Thomas Edison

Thomas Edison

Thomas Alva Edison wurde am 11. Februar 1847 in der Hafenstadt Milan, Ohio, geboren, einem der größten Weizenverschiffungszentren der Welt. Als jüngstes von sieben Kindern wurde Thomas von seiner Mutter Nancy Edison zu Hause unterrichtet, die ihrem Sohn die "Drei R" und die Bibel beibrachte. Thomas interessierte sich sehr für Weltgeschichte und englische Literatur – er hatte eine besondere Vorliebe für Shakespeare – und liebte es, Gedichte zu lesen und zu rezitieren.

Seine Eltern brachten ihm bei, die Ressourcen der örtlichen Bibliothek zu nutzen, und nach und nach zog Thomas es vor, durch selbstständigen Selbstunterricht zu lernen. Schon früh wurde er von Mechanik und chemischen Experimenten angezogen. Als sich der junge Thomas für Naturwissenschaften interessierte, sammelten seine Eltern Geld zusammen, um einen Nachhilfelehrer einzustellen. Thomas begann im Keller seines Hauses mit Chemikalien zu experimentieren.

Als Edison 14 Jahre alt war, erkrankte er an Scharlach. Die Wirkung des Fiebers sowie der Schlag eines wütenden Zugführers auf den Kopf führten dazu, dass Edison auf seinem linken Ohr vollständig taub und auf dem anderen zu 80 Prozent taub wurde. Er lernte Morsecode und den Gebrauch des Telegraphen und begann eine Anstellung als „Messing Stampfer“ (Telegraph Operator). Im Alter von 16 Jahren produzierte Edison seine erste Erfindung, die als "automatischer Repeater" bezeichnet wurde. Das Gerät übermittelte Telegrafensignale zwischen unbemannten Stationen und ermöglichte es fast jedem, Code nach seiner eigenen Geschwindigkeit und Bequemlichkeit einfach und präzise zu übersetzen.

1868 zog Edison nach Osten und begann als Telegrafist für die Western Union Company in Boston zu arbeiten. Er arbeitete 12 Stunden am Tag, sechs Tage die Woche und arbeitete weiterhin an seinen eigenen Projekten. Innerhalb von sechs Monaten hatte er sein erstes Patent für ein elektrisches Stimmaufzeichnungsgerät angemeldet und erhalten, das den Wahlprozess beschleunigen sollte. Er versuchte, es an Mitglieder der Legislative von Massachusets zu vermarkten, die völlig desinteressiert waren. Edison entschied, dass er sich darauf konzentrieren würde, all seine zukünftigen Erfindungen zu den Dingen zu machen, die die Öffentlichkeit haben wollte.

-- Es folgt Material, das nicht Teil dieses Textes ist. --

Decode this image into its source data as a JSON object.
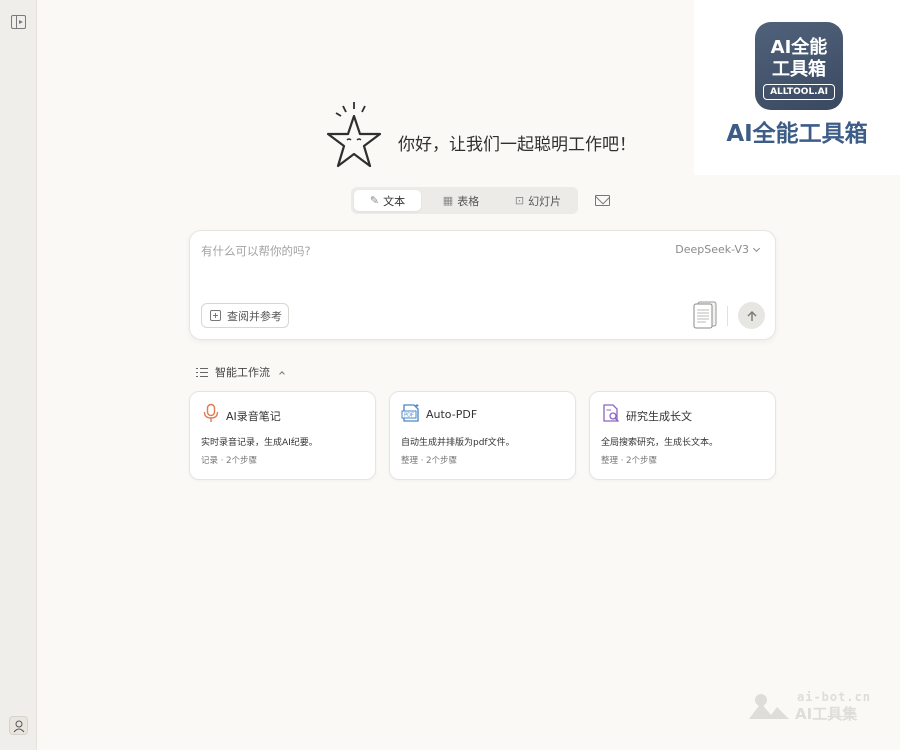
{
  "brand": {
    "logo_line1": "AI全能",
    "logo_line2": "工具箱",
    "logo_badge": "ALLTOOL.AI",
    "name": "AI全能工具箱"
  },
  "hero": {
    "greeting": "你好，让我们一起聪明工作吧！"
  },
  "modes": [
    {
      "label": "文本",
      "icon": "text-edit-icon",
      "active": true
    },
    {
      "label": "表格",
      "icon": "table-icon",
      "active": false
    },
    {
      "label": "幻灯片",
      "icon": "slides-icon",
      "active": false
    }
  ],
  "prompt": {
    "placeholder": "有什么可以帮你的吗?",
    "value": "",
    "model": "DeepSeek-V3",
    "reference_label": "查阅并参考"
  },
  "workflow": {
    "title": "智能工作流",
    "cards": [
      {
        "title": "AI录音笔记",
        "desc": "实时录音记录，生成AI纪要。",
        "tag": "记录",
        "steps": "2个步骤",
        "icon": "microphone-icon",
        "color": "#e07a4f"
      },
      {
        "title": "Auto-PDF",
        "desc": "自动生成并排版为pdf文件。",
        "tag": "整理",
        "steps": "2个步骤",
        "icon": "pdf-file-icon",
        "color": "#4a86c8"
      },
      {
        "title": "研究生成长文",
        "desc": "全局搜索研究，生成长文本。",
        "tag": "整理",
        "steps": "2个步骤",
        "icon": "document-search-icon",
        "color": "#8a64c8"
      }
    ],
    "meta_separator": "·"
  },
  "watermark": {
    "site": "ai-bot.cn",
    "name": "AI工具集"
  }
}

Edison zog nach New York, wo er einen Job bei einer Maklerfirma bekam, um Reparaturen an deren Ausrüstung vorzunehmen. Mit dem Telegraphen, dem Quadruplex-Sender und dem Börsen-Ticker fuhr er fort, "Mondlicht" zu machen. Im Alter von 29 Jahren begann Edison mit der Arbeit am Kohlesender, der das neue Telefon von Alexander Graham Bell für den praktischen Gebrauch hörbar machte.

Kurz darauf verlegte Edison sein Labor nach Menlo Park, New Jersey. 1877 erfand er den ersten Phonographen. Das zylindrische Gerät war das erste Gerät, das Ton aufnehmen und wiedergeben konnte. Es sorgte für Aufsehen und brachte Edison internationalen Ruhm. Er bereiste das Land mit seiner Erfindung und wurde sogar ins Weiße Haus eingeladen, um sie Präsident Rutherford B. Hayes vorzuführen.Lichter, Kamera, Action!

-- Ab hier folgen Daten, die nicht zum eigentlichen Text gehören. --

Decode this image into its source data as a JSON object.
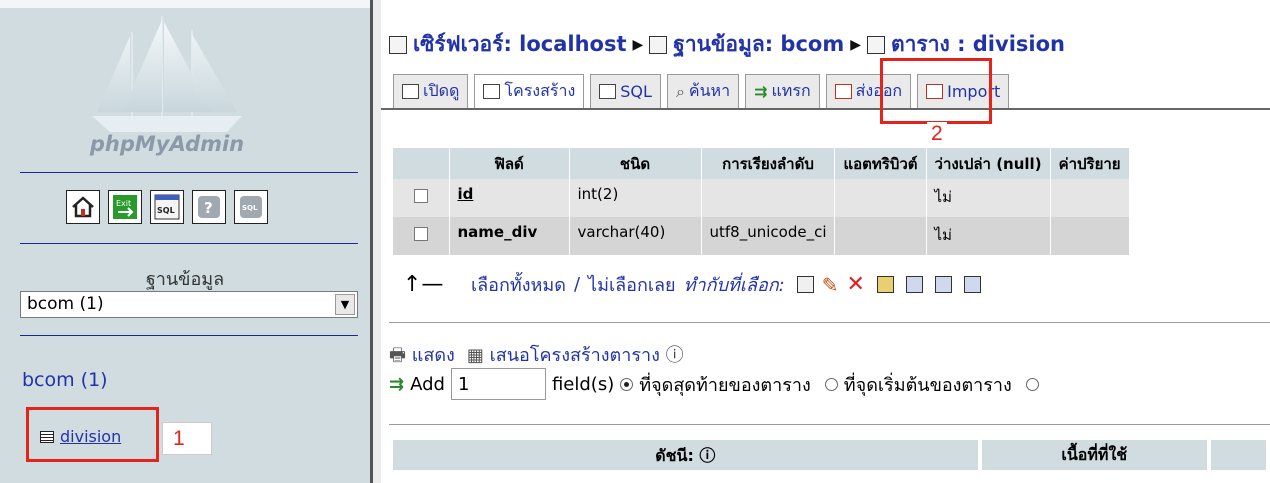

Thomas Edisons größte Herausforderung – und was ihm in den Geschichtsbüchern zugeschrieben wird – war die Entwicklung einer praktischen Glühbirne. Entgegen der landläufigen Meinung hat er die Glühbirne nicht erfunden, sondern eine 50 Jahre alte Idee weiterentwickelt. Zahlreiche Menschen hatten erfolglos an Formen der elektrischen Beleuchtung gearbeitet. 1879 gelang es ihm, eine zuverlässige, langlebige Glühbirne herzustellen. Am wichtigsten ist, dass alle Errungenschaften von Edison in Gleichstrom oder einfach in "DC" zu sehen waren.

Edison hatte Nikola Tesla beauftragt, ein elektrisches Gleichstrom-Beleuchtungssystem zu entwickeln, das alle notwendigen Elemente enthielt, um das Licht effizient, sicher und wirtschaftlich zu machen. Allerdings war (und ist) DC für die Fernverteilung unpraktisch. Die erste öffentliche Präsentation des von Tesla entworfenen Beleuchtungssystems von Thomas Edison war im Dezember 1879, als sein Laborkomplex zum ersten Mal elektrisch beleuchtet wurde. Der Erfolg seiner Glühbirne brachte Thomas Edison zu neuer sozialer und wirtschaftlicher Bedeutung.

Als sich elektrisches Licht jedoch auf der ganzen Welt verbreitete, befand es sich in Teslas patentiertem Wechselstrom (AC)-Stromverteilungssystem, das von Westinghouse Electric gesteuert wurde. Die verschiedenen Elektrounternehmen von Edison wuchsen bis 1889 weiter, als sie alle zu Edison General Electric zusammengeführt wurden, das von J.P. Morgan kontrolliert wurde. 1892 wurde die Edison General Electric Company zur General Electric Corporation.

Die Panik von 1907 illustriert weiter den persönlichen Kampf zwischen Edison und Tesla und den Machtmissbrauch durch J.P. Morgan.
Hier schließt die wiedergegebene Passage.